I’ve gone afield. But militarism, debt, housing, education, social life are all interconnected, as we increasingly know and feel. As long as we are supposed to ‘avoid risk,’ it is difficult to find the courage to explore the immanent possibilities of even the most intractable positions. I do not mean to preach a struggle which is not my own, which is why I wanted to follow the through-line of student debt to this point: We must start where we are; to move we must excavate ourselves from the fear of risk, from the pricing of risk, from the definition of risk as a key factor in our existence. Aversion is not the same thing as risk; collectively decided-upon avoidance is not the same thing as risk; confronting the conditions of our existence in a radically open manner is not the same thing as risk. What must change is our feeling that this world is undertaken alone. We are impacting and impacted on every level, at every perceptual moment. This possibility for infinite becoming smacks strongly of utopia, a concept of which I am not totally afraid. Though, we may need to discuss holding utopia in abeyance for the moment. Before then, we need to reach for the same space, we need to call into being the energy which is immanent in nearly any bounded territory – Montreal, Toronto, Canada, beyond, beyond.

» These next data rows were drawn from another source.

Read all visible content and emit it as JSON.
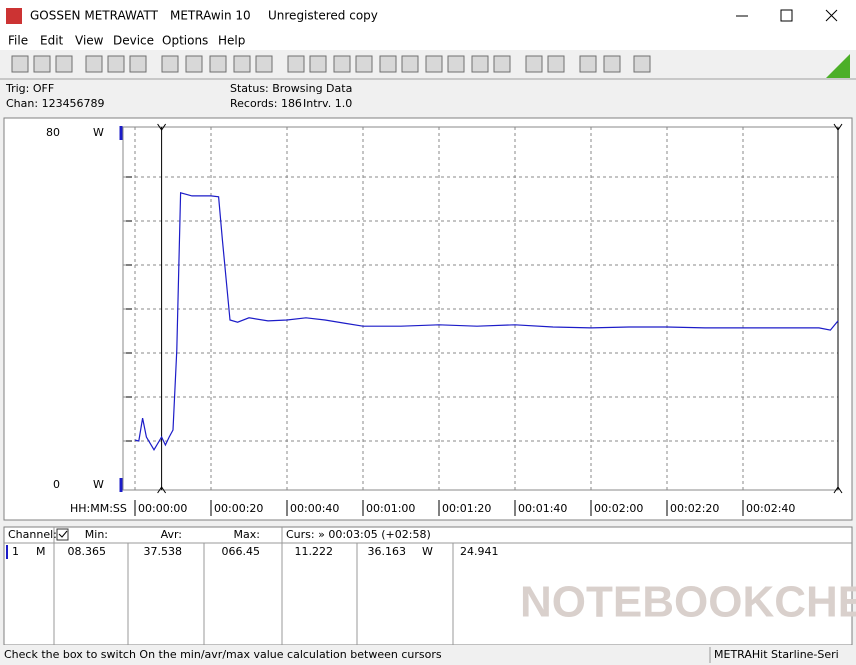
{
  "window": {
    "app": "GOSSEN METRAWATT",
    "product": "METRAwin 10",
    "license": "Unregistered copy"
  },
  "menu": [
    "File",
    "Edit",
    "View",
    "Device",
    "Options",
    "Help"
  ],
  "info": {
    "trigger": "Trig: OFF",
    "channels": "Chan: 123456789",
    "status": "Status: Browsing Data",
    "records": "Records: 186",
    "interval": "Intrv. 1.0"
  },
  "chart_data": {
    "type": "line",
    "x_label": "HH:MM:SS",
    "y_unit": "W",
    "x": [
      0,
      1,
      2,
      3,
      5,
      7,
      8,
      9,
      10,
      11,
      12,
      15,
      20,
      22,
      23,
      25,
      27,
      30,
      35,
      40,
      45,
      50,
      55,
      60,
      70,
      80,
      90,
      100,
      110,
      120,
      130,
      140,
      150,
      160,
      170,
      180,
      183,
      185
    ],
    "series": [
      {
        "name": "1",
        "color": "#1c1cc8",
        "values": [
          10.2,
          10.0,
          15.2,
          10.9,
          8.0,
          10.9,
          9.1,
          10.9,
          12.5,
          30.7,
          66.4,
          65.7,
          65.7,
          65.5,
          55.7,
          37.5,
          37.0,
          38.0,
          37.3,
          37.5,
          38.0,
          37.5,
          36.8,
          36.1,
          36.1,
          36.4,
          36.1,
          36.4,
          35.9,
          35.7,
          35.9,
          35.9,
          35.7,
          35.7,
          35.7,
          35.7,
          35.2,
          37.3
        ]
      }
    ],
    "xlim": [
      0,
      185
    ],
    "ylim": [
      0,
      80
    ],
    "xticks": [
      {
        "value": 0,
        "label": "00:00:00"
      },
      {
        "value": 20,
        "label": "00:00:20"
      },
      {
        "value": 40,
        "label": "00:00:40"
      },
      {
        "value": 60,
        "label": "00:01:00"
      },
      {
        "value": 80,
        "label": "00:01:20"
      },
      {
        "value": 100,
        "label": "00:01:40"
      },
      {
        "value": 120,
        "label": "00:02:00"
      },
      {
        "value": 140,
        "label": "00:02:20"
      },
      {
        "value": 160,
        "label": "00:02:40"
      }
    ],
    "yticks": [
      0,
      80
    ],
    "grid_y": [
      10,
      20,
      30,
      40,
      50,
      60,
      70
    ],
    "cursors": [
      7,
      185
    ],
    "grid": true
  },
  "table": {
    "header": [
      "Channel:",
      "Min:",
      "Avr:",
      "Max:",
      "Curs: » 00:03:05 (+02:58)"
    ],
    "rows": [
      [
        "1",
        "M",
        "08.365",
        "37.538",
        "066.45",
        "11.222",
        "36.163",
        "W",
        "24.941"
      ]
    ]
  },
  "statusbar": {
    "hint": "Check the box to switch On the min/avr/max value calculation between cursors",
    "device": "METRAHit Starline-Seri"
  },
  "watermark": "NOTEBOOKCHECK"
}
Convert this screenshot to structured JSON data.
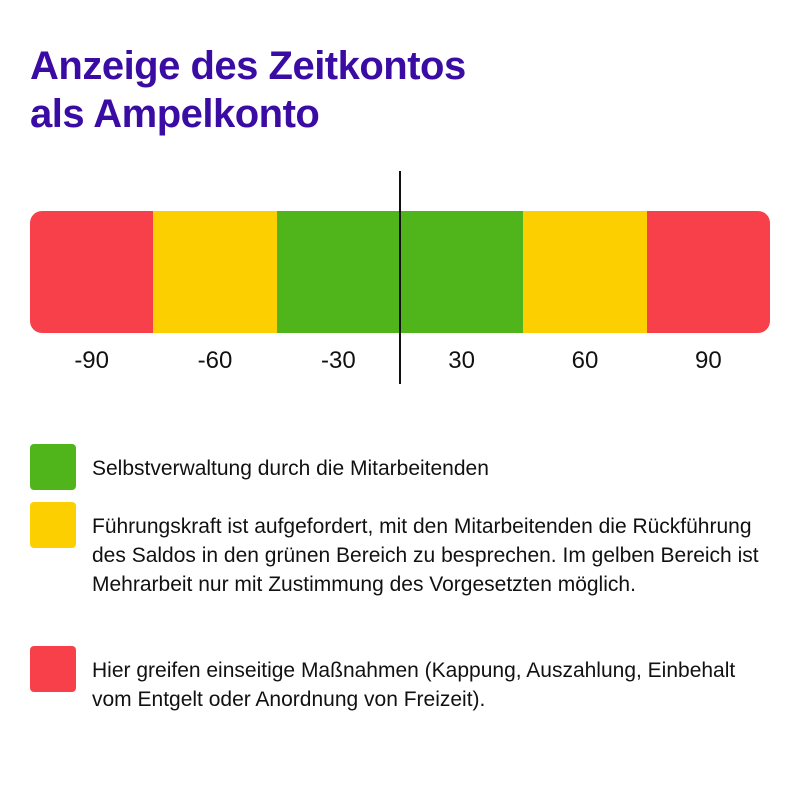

Tonight I banged on a pot for one hour in the middle of Toronto’s busiest intersection. It was affirmative, easy, open, noisy, visible, an excuse to talk to strangers. I will do it again in a park on Wednesday. I walk across the ‘pedestrian scramble’ at Young and Dundas, over and over. Two weeks ago I crossed a canyon in Northern Ontario over and over. The wind was raging through the canyon at points. Precarity here is deeply physical. It’s not so different walking through the canyon at Young and Dundas. The rush of encounter in the latter is brought on in the sheer unpredictability of a response.
See what happens when you smile.
See what happens when you don’t.
See what happens when you can’t see what is happening.
Hear who hears you.
Follow that person.
Stop.
Close your eyes.
Change the rhythm.
Are you still standing?
From here, it’s easy to start a movement.